The winter tourism study, conducted by two University of New Hampshire researchers, went a step further, projecting that winter temperatures will be 4 to 10 degrees higher by the end of the century, causing snow depths to decline “25 to 100 percent in the Western United States.”

As a result, thousands of jobs could be lost at ski resorts, which would impact local businesses, including restaurants, hotels, grocery stores, gas stations, snowmobile and winter sports equipment rental, and retail outlets. That could mean billions of dollars in lost revenue and tax dollars.

A lot to lose

The Sierra sports and recreation industry has a lot to lose if the projections are true and nothing is done to reduce climate-change-causing carbon emissions, according to the report. There were 23,998 people employed in the industry and related fields in California in the 2009-10 winter season, the most recent year that was measured. The industry brought in $1.37 billion statewide. Workers’ income was $787 million.
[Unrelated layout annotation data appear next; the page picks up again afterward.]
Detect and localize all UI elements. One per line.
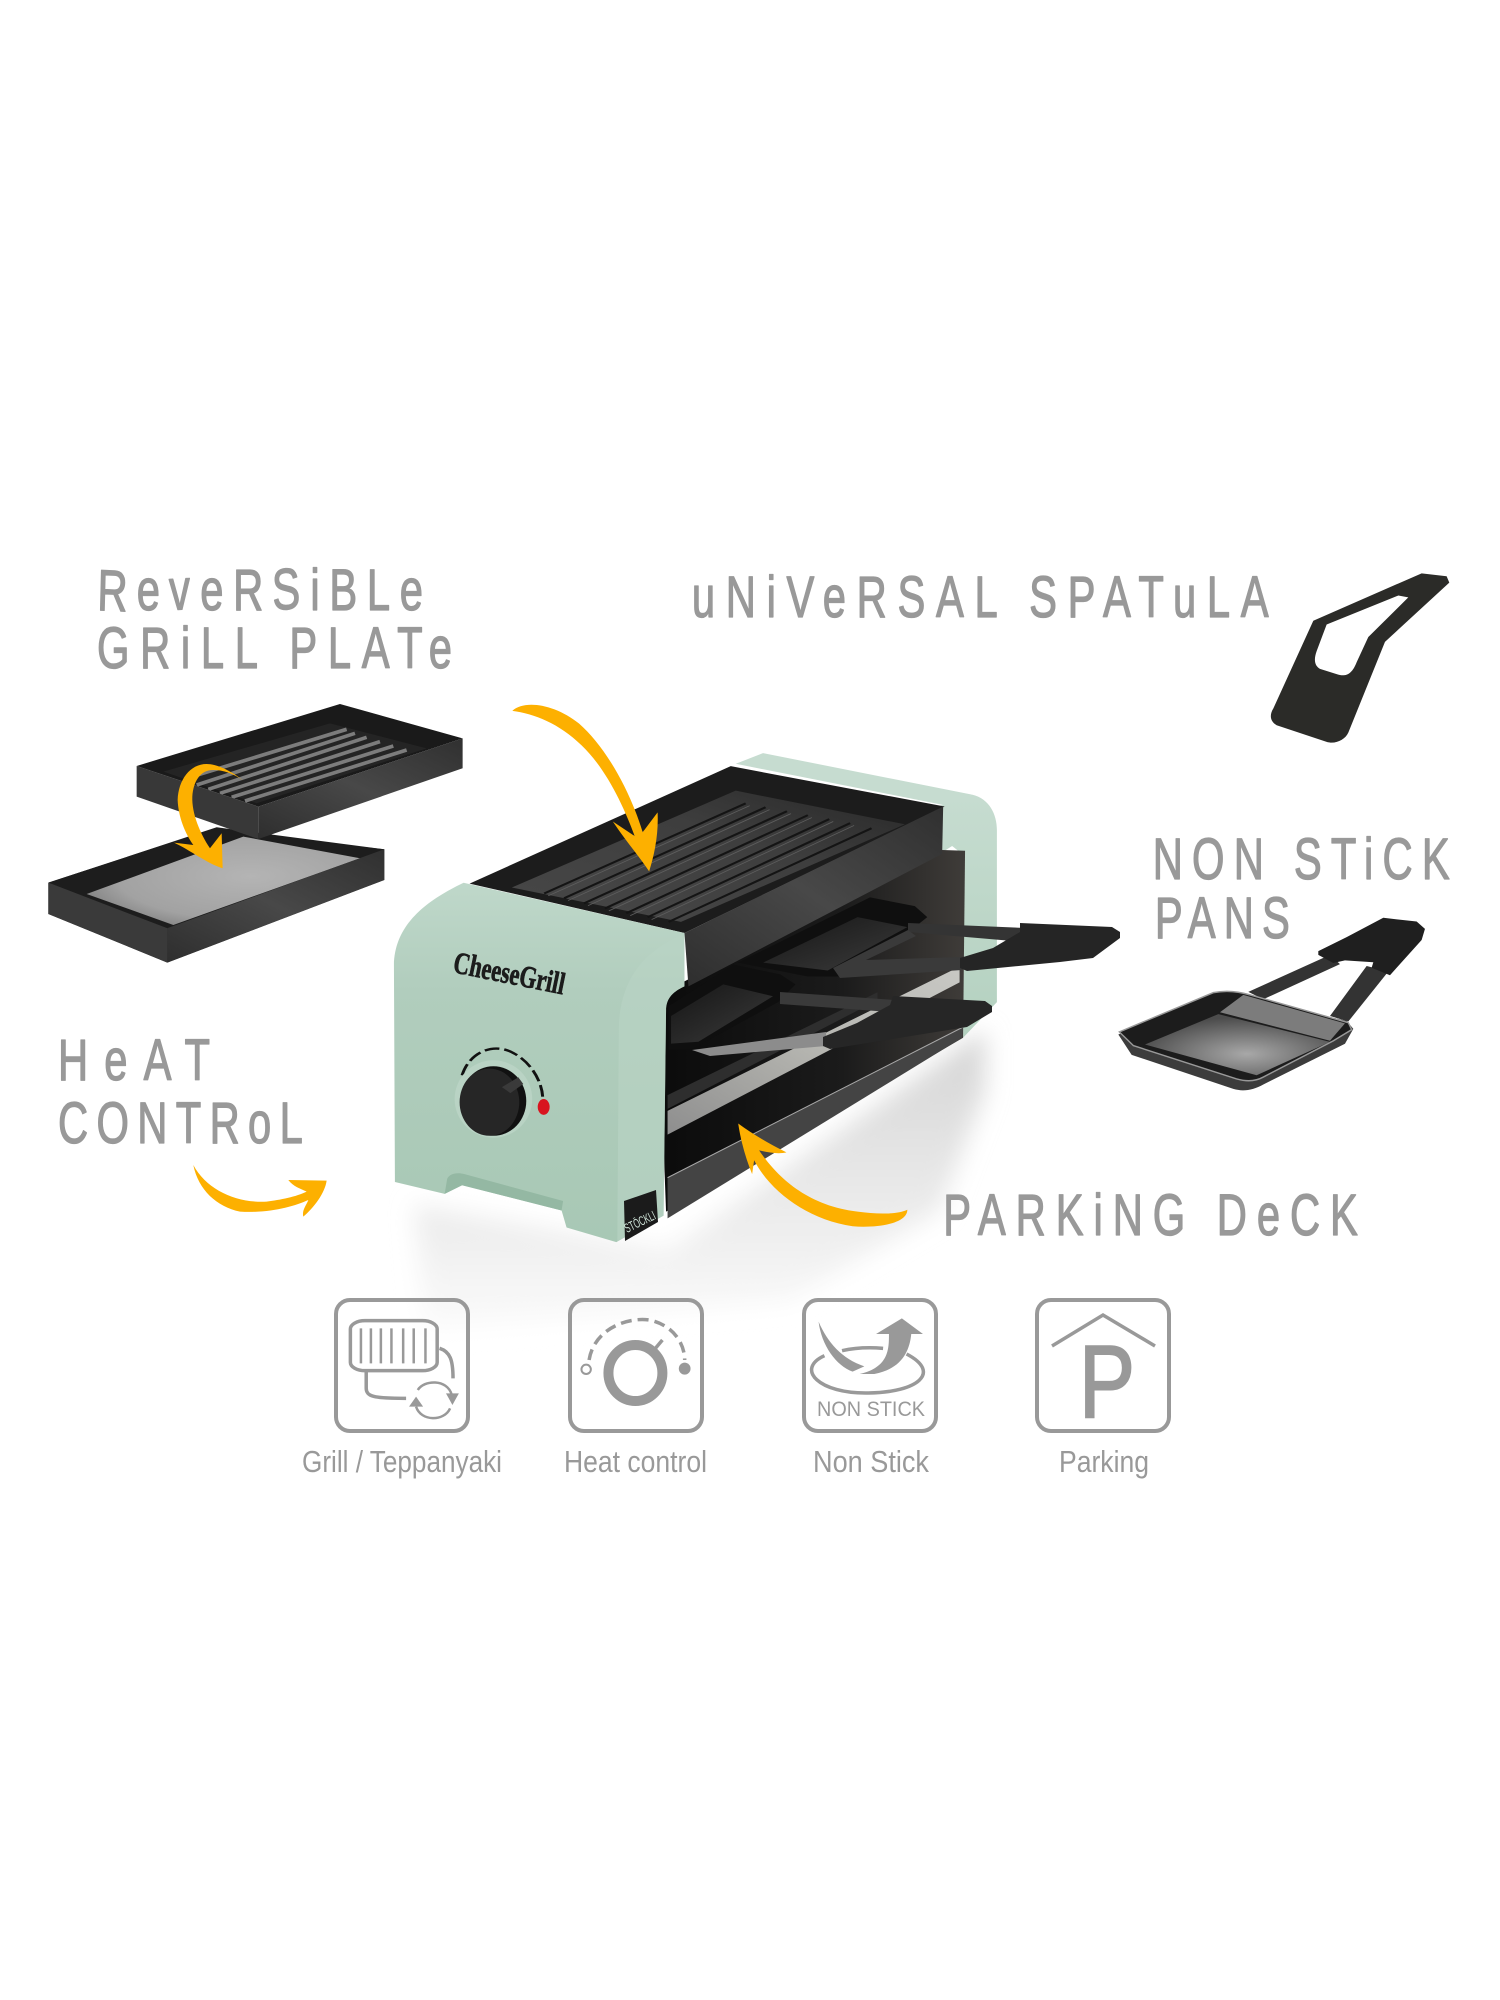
pan handle (1248, 918, 1425, 1022)
rear handle (833, 923, 1120, 978)
raclette grill appliance (394, 705, 1120, 1242)
arrow: flip plate (174, 764, 243, 868)
bottom tray (48, 827, 384, 963)
icon: grill teppanyaki (336, 1300, 468, 1431)
heading: reversible grill plate: GRiLL PLATe (97, 615, 452, 681)
arrow: parking deck (738, 1124, 907, 1227)
caption: grill teppanyaki: Grill / Teppanyaki (302, 1444, 502, 1479)
icon: parking (1037, 1300, 1169, 1439)
heading: reversible grill plate: ReveRSiBLe (97, 555, 423, 624)
foot recess (445, 1173, 563, 1210)
indicator light (538, 1099, 550, 1115)
caption: heat control: Heat control (564, 1444, 707, 1479)
heading: parking deck: PARKiNG DeCK (943, 1182, 1358, 1248)
brand name: CheeseGrill (451, 945, 569, 1001)
arrow: heat control (193, 1165, 327, 1217)
icon: parking: P (1079, 1324, 1135, 1439)
heading: heat control (58, 1027, 303, 1156)
control knob (455, 1060, 532, 1138)
heading: heat control: HeAT (58, 1027, 210, 1093)
interior cavity (659, 850, 965, 1218)
spatula illustration (1271, 573, 1449, 743)
pan body (1118, 991, 1353, 1090)
heading: heat control: CONTRoL (58, 1090, 303, 1156)
non stick pan illustration (1118, 918, 1425, 1090)
dial arc (462, 1049, 543, 1097)
heading: universal spatula: uNiVeRSAL SPATuLA (692, 564, 1269, 630)
back end panel (736, 753, 997, 1038)
front handle (692, 992, 992, 1056)
pan handles (692, 923, 1120, 1056)
heading: non stick pans: PANS (1155, 885, 1290, 951)
top tray with grill ribs (137, 704, 463, 839)
feature icons row (302, 1300, 1169, 1479)
arrow: grill plate (512, 705, 658, 871)
mint front body (394, 883, 684, 1242)
front body side band (617, 934, 684, 1241)
icon: non stick (804, 1300, 936, 1431)
reversible plate illustration (48, 704, 463, 963)
icon: heat control (570, 1300, 702, 1431)
icon: non stick: NON STICK (817, 1398, 925, 1421)
STOCKLI badge (622, 1190, 658, 1241)
caption: non stick: Non Stick (813, 1444, 929, 1479)
rear pan (738, 897, 927, 976)
heading: non stick pans: NON STiCK (1153, 826, 1450, 892)
caption: parking: Parking (1059, 1444, 1149, 1479)
STOCKLI badge: STÖCKLI (622, 1208, 658, 1236)
floor reflection under the grill (415, 1030, 985, 1330)
grill plate (470, 766, 945, 986)
heading: reversible grill plate (97, 555, 452, 681)
heading: non stick pans (1153, 826, 1450, 951)
front pan (669, 965, 795, 1050)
The study analyzed the economic effect by comparing winter recreational activity at various mountain sites during high and low snowfall years. There were 4.7 percent fewer visitors to ski resorts during low snowfall years between November 1999 and April 2010, a loss of an estimated $75.2 million in revenue.

It isn’t just the ski and tourism industries that need snow, Field said. A reduction in snowmelt could also lead to disastrous water shortages in California’s reservoirs, reductions in hydropower production and destruction of river ecosystems.

“The California snowpack is incredibly important,” Field said. “It is particularly important for water security, the ecosystem and the reduction of wildfires. This study highlights that winter sports are one of the most vulnerable of activities to climate change and people who are passionate about them should be exercising their passion by encouraging their leaders to take action on climate issues.”